1 hr
Not Too Tricky
serves 4
About the recipe
Bigging up frozen spinach and store-cupboard staples, this budget-friendly pancake stack delivers big flavour without breaking the bank.
Ingredients
320g frozen spinach
1 free-range egg
150g plain flour
250ml milk
olive oil
500g passata
3 cloves of garlic
250g ricotta cheese
50g Parmesan cheese
Method
- Preheat the oven to 180°C/350°F/gas 4. Defrost the frozen spinach.
- Crack the egg into a large bowl, then add the flour, milk and a tiny pinch of sea salt and whisk together until you have a smooth batter.
- Place a small non-stick frying pan on a medium-high heat, rub the pan with a little olive oil, then pour in a thin layer of batter, swirling it up and around the edges. Cook on one side only for 2 minutes, or until lightly golden, then stack up in a deep ovenproof dish and repeat with the remaining batter.

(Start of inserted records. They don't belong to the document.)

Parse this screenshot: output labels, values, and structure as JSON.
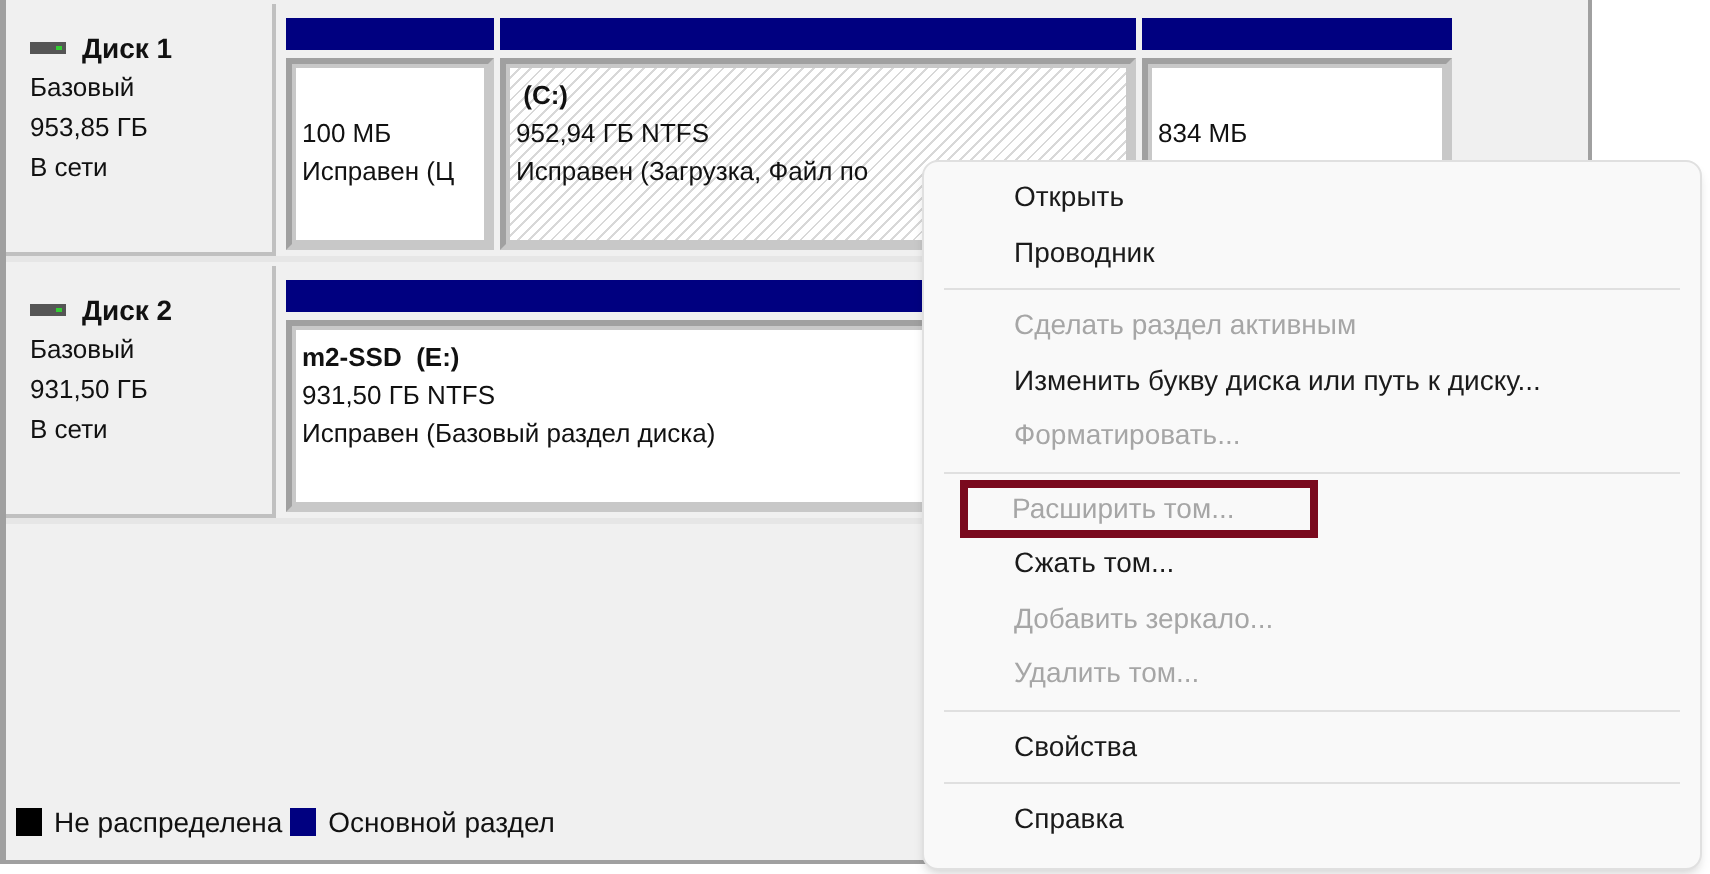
{
  "disks": [
    {
      "name": "Диск 1",
      "type": "Базовый",
      "size": "953,85 ГБ",
      "status": "В сети",
      "partitions": [
        {
          "kind": "plain",
          "size": "100 МБ",
          "health": "Исправен (Ц"
        },
        {
          "kind": "hatched",
          "label": " (C:)",
          "size": "952,94 ГБ NTFS",
          "health": "Исправен (Загрузка, Файл по"
        },
        {
          "kind": "plain",
          "size": "834 МБ"
        }
      ]
    },
    {
      "name": "Диск 2",
      "type": "Базовый",
      "size": "931,50 ГБ",
      "status": "В сети",
      "partitions": [
        {
          "kind": "plain",
          "label": "m2-SSD  (E:)",
          "size": "931,50 ГБ NTFS",
          "health": "Исправен (Базовый раздел диска)"
        }
      ]
    }
  ],
  "legend": [
    {
      "label": "Не распределена",
      "color": "#000000"
    },
    {
      "label": "Основной раздел",
      "color": "#000080"
    }
  ],
  "context_menu": [
    {
      "kind": "item",
      "label": "Открыть",
      "disabled": false,
      "highlighted": false
    },
    {
      "kind": "item",
      "label": "Проводник",
      "disabled": false,
      "highlighted": false
    },
    {
      "kind": "separator"
    },
    {
      "kind": "item",
      "label": "Сделать раздел активным",
      "disabled": true,
      "highlighted": false
    },
    {
      "kind": "item",
      "label": "Изменить букву диска или путь к диску...",
      "disabled": false,
      "highlighted": false
    },
    {
      "kind": "item",
      "label": "Форматировать...",
      "disabled": true,
      "highlighted": false
    },
    {
      "kind": "separator"
    },
    {
      "kind": "item",
      "label": "Расширить том...",
      "disabled": true,
      "highlighted": true
    },
    {
      "kind": "item",
      "label": "Сжать том...",
      "disabled": false,
      "highlighted": false
    },
    {
      "kind": "item",
      "label": "Добавить зеркало...",
      "disabled": true,
      "highlighted": false
    },
    {
      "kind": "item",
      "label": "Удалить том...",
      "disabled": true,
      "highlighted": false
    },
    {
      "kind": "separator"
    },
    {
      "kind": "item",
      "label": "Свойства",
      "disabled": false,
      "highlighted": false
    },
    {
      "kind": "separator"
    },
    {
      "kind": "item",
      "label": "Справка",
      "disabled": false,
      "highlighted": false
    }
  ]
}
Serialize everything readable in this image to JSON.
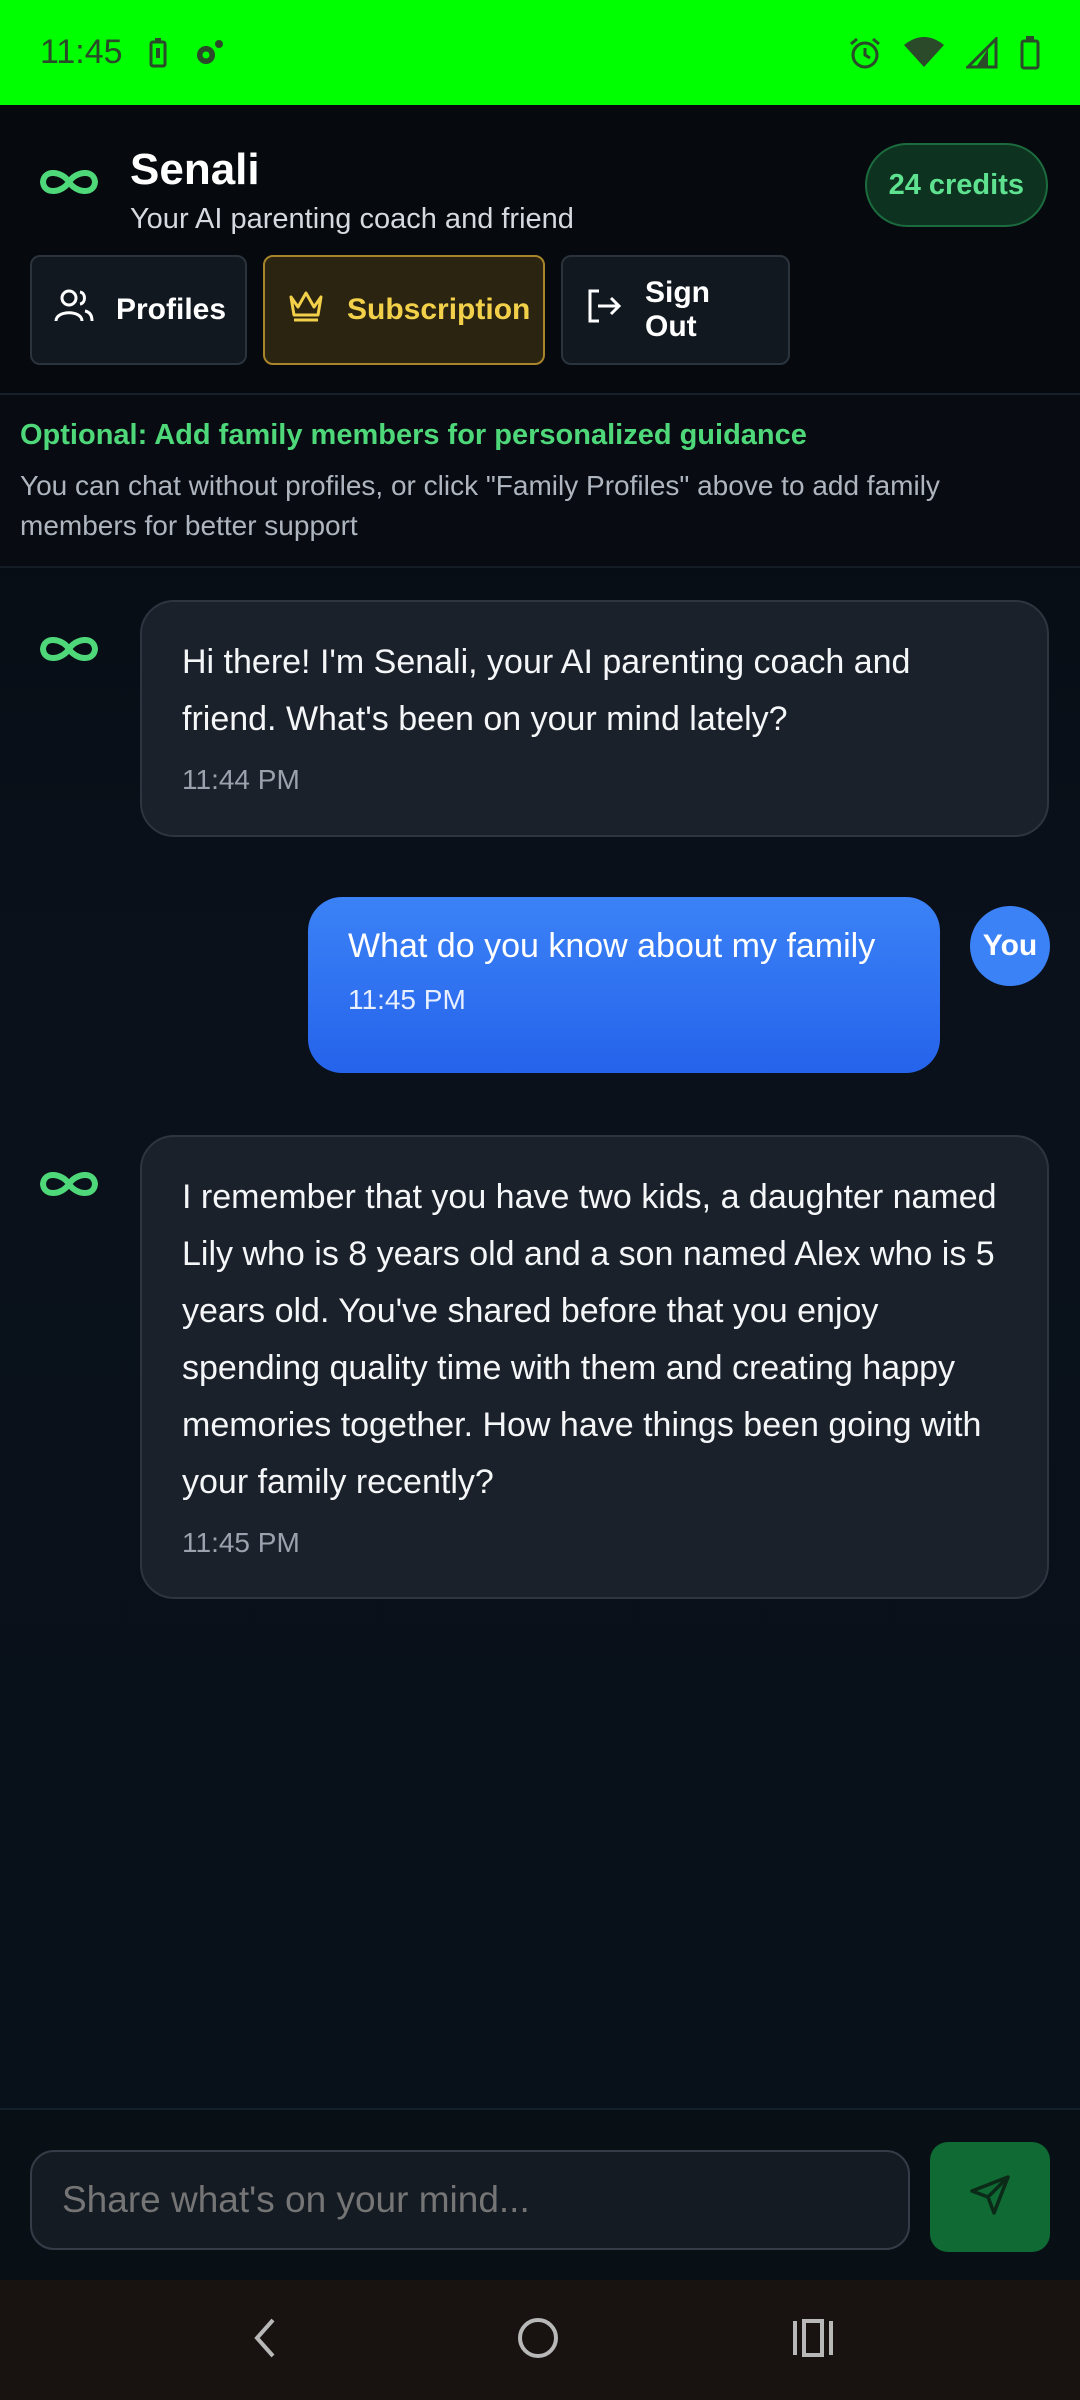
{
  "status_bar": {
    "time": "11:45",
    "icons": [
      "battery-saver-icon",
      "settings-dot-icon",
      "alarm-icon",
      "wifi-icon",
      "signal-icon",
      "battery-icon"
    ]
  },
  "header": {
    "logo_icon": "infinity-icon",
    "title": "Senali",
    "subtitle": "Your AI parenting coach and friend",
    "credits": "24 credits",
    "buttons": {
      "profiles": "Profiles",
      "subscription": "Subscription",
      "sign_out": "Sign Out"
    }
  },
  "info": {
    "title": "Optional: Add family members for personalized guidance",
    "text": "You can chat without profiles, or click \"Family Profiles\" above to add family members for better support"
  },
  "messages": [
    {
      "sender": "ai",
      "text": "Hi there! I'm Senali, your AI parenting coach and friend. What's been on your mind lately?",
      "time": "11:44 PM"
    },
    {
      "sender": "user",
      "avatar": "You",
      "text": "What do you know about my family",
      "time": "11:45 PM"
    },
    {
      "sender": "ai",
      "text": "I remember that you have two kids, a daughter named Lily who is 8 years old and a son named Alex who is 5 years old. You've shared before that you enjoy spending quality time with them and creating happy memories together. How have things been going with your family recently?",
      "time": "11:45 PM"
    }
  ],
  "composer": {
    "placeholder": "Share what's on your mind..."
  },
  "colors": {
    "accent_green": "#4ed879",
    "user_bubble": "#2f6ff0",
    "subscription_gold": "#f2d04a"
  }
}
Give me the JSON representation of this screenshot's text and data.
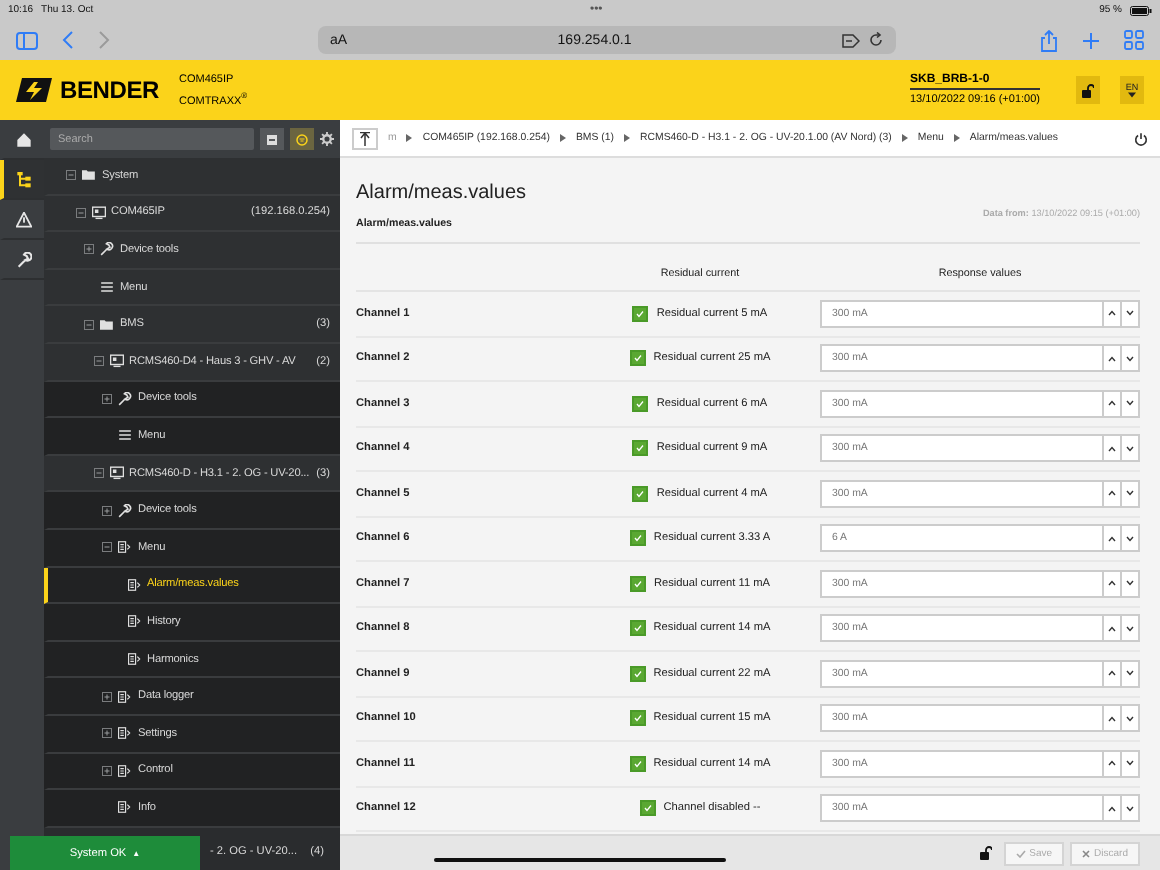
{
  "status_bar": {
    "time": "10:16",
    "date": "Thu 13. Oct",
    "dots": "•••",
    "battery": "95 %"
  },
  "browser": {
    "text_size": "aA",
    "url": "169.254.0.1",
    "forward_enabled": false
  },
  "header": {
    "brand": "BENDER",
    "product": "COM465IP",
    "product_line": "COMTRAXX$^{®}$",
    "device": "SKB_BRB-1-0",
    "datetime": "13/10/2022 09:16 (+01:00)",
    "language": "EN"
  },
  "nav_rail": [
    {
      "kind": "home",
      "selected": false
    },
    {
      "kind": "tree",
      "selected": true
    },
    {
      "kind": "warning",
      "selected": false
    },
    {
      "kind": "tools",
      "selected": false
    }
  ],
  "sidebar": {
    "search": {
      "placeholder": "Search"
    },
    "filter_on": true,
    "tree": [
      {
        "label": "System",
        "kind": "folder",
        "expanded": true,
        "selected": false,
        "children": [
          {
            "label": "COM465IP",
            "count": "(192.168.0.254)",
            "kind": "device",
            "expanded": true,
            "selected": false,
            "children": [
              {
                "label": "Device tools",
                "kind": "tools",
                "expanded": false,
                "selected": false
              },
              {
                "label": "Menu",
                "kind": "menu",
                "selected": false
              },
              {
                "label": "BMS",
                "count": "(3)",
                "kind": "folder",
                "expanded": true,
                "selected": false,
                "children": [
                  {
                    "label": "RCMS460-D4 - Haus 3 - GHV - AV",
                    "count": "(2)",
                    "kind": "device",
                    "expanded": true,
                    "selected": false,
                    "children": [
                      {
                        "label": "Device tools",
                        "kind": "tools",
                        "expanded": false,
                        "selected": false
                      },
                      {
                        "label": "Menu",
                        "kind": "menu",
                        "selected": false
                      }
                    ]
                  },
                  {
                    "label": "RCMS460-D - H3.1 - 2. OG - UV-20...",
                    "count": "(3)",
                    "kind": "device",
                    "expanded": true,
                    "selected": false,
                    "children": [
                      {
                        "label": "Device tools",
                        "kind": "tools",
                        "expanded": false,
                        "selected": false
                      },
                      {
                        "label": "Menu",
                        "kind": "page",
                        "expanded": true,
                        "selected": false,
                        "children": [
                          {
                            "label": "Alarm/meas.values",
                            "kind": "page",
                            "selected": true
                          },
                          {
                            "label": "History",
                            "kind": "page",
                            "selected": false
                          },
                          {
                            "label": "Harmonics",
                            "kind": "page",
                            "selected": false
                          }
                        ]
                      },
                      {
                        "label": "Data logger",
                        "kind": "page",
                        "expanded": false,
                        "selected": false
                      },
                      {
                        "label": "Settings",
                        "kind": "page",
                        "expanded": false,
                        "selected": false
                      },
                      {
                        "label": "Control",
                        "kind": "page",
                        "expanded": false,
                        "selected": false
                      },
                      {
                        "label": "Info",
                        "kind": "page",
                        "selected": false
                      }
                    ]
                  }
                ]
              }
            ]
          }
        ]
      }
    ],
    "partial_row": {
      "label": "- 2. OG - UV-20...",
      "count": "(4)"
    },
    "status_button": {
      "label": "System OK",
      "arrow": "▲"
    }
  },
  "breadcrumb": [
    "m",
    "COM465IP (192.168.0.254)",
    "BMS (1)",
    "RCMS460-D - H3.1 - 2. OG - UV-20.1.00 (AV Nord) (3)",
    "Menu",
    "Alarm/meas.values"
  ],
  "content": {
    "title": "Alarm/meas.values",
    "data_from": "**Data from:** 13/10/2022 09:15 (+01:00)",
    "section": "Alarm/meas.values",
    "columns": [
      "Residual current",
      "Response values"
    ],
    "rows": [
      {
        "channel": "Channel 1",
        "checked": true,
        "status": "Residual current 5 mA",
        "value": "300 mA"
      },
      {
        "channel": "Channel 2",
        "checked": true,
        "status": "Residual current 25 mA",
        "value": "300 mA"
      },
      {
        "channel": "Channel 3",
        "checked": true,
        "status": "Residual current 6 mA",
        "value": "300 mA"
      },
      {
        "channel": "Channel 4",
        "checked": true,
        "status": "Residual current 9 mA",
        "value": "300 mA"
      },
      {
        "channel": "Channel 5",
        "checked": true,
        "status": "Residual current 4 mA",
        "value": "300 mA"
      },
      {
        "channel": "Channel 6",
        "checked": true,
        "status": "Residual current 3.33 A",
        "value": "6 A"
      },
      {
        "channel": "Channel 7",
        "checked": true,
        "status": "Residual current 11 mA",
        "value": "300 mA"
      },
      {
        "channel": "Channel 8",
        "checked": true,
        "status": "Residual current 14 mA",
        "value": "300 mA"
      },
      {
        "channel": "Channel 9",
        "checked": true,
        "status": "Residual current 22 mA",
        "value": "300 mA"
      },
      {
        "channel": "Channel 10",
        "checked": true,
        "status": "Residual current 15 mA",
        "value": "300 mA"
      },
      {
        "channel": "Channel 11",
        "checked": true,
        "status": "Residual current 14 mA",
        "value": "300 mA"
      },
      {
        "channel": "Channel 12",
        "checked": true,
        "status": "Channel disabled --",
        "value": "300 mA"
      }
    ]
  },
  "footer": {
    "save": {
      "label": "Save",
      "disabled": true
    },
    "discard": {
      "label": "Discard",
      "disabled": true
    }
  }
}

- Peel and finely slice the garlic. Place the pancake pan on a medium heat with 1 teaspoon of oil. Add the garlic and fry for 1 minute, then stir in the spinach and cook for a further 3 minutes. Turn off the heat, season with salt and pepper and finely grate in most of the Parmesan. Tip into a food processor and blitz with the ricotta, adding a splash of milk to loosen if needed.
- Layer up the pancakes with the passata and spinach-ricotta mix. Grate over the remaining Parmesan and bake for 30 minutes until golden and bubbling. Delicious served with a crisp salad.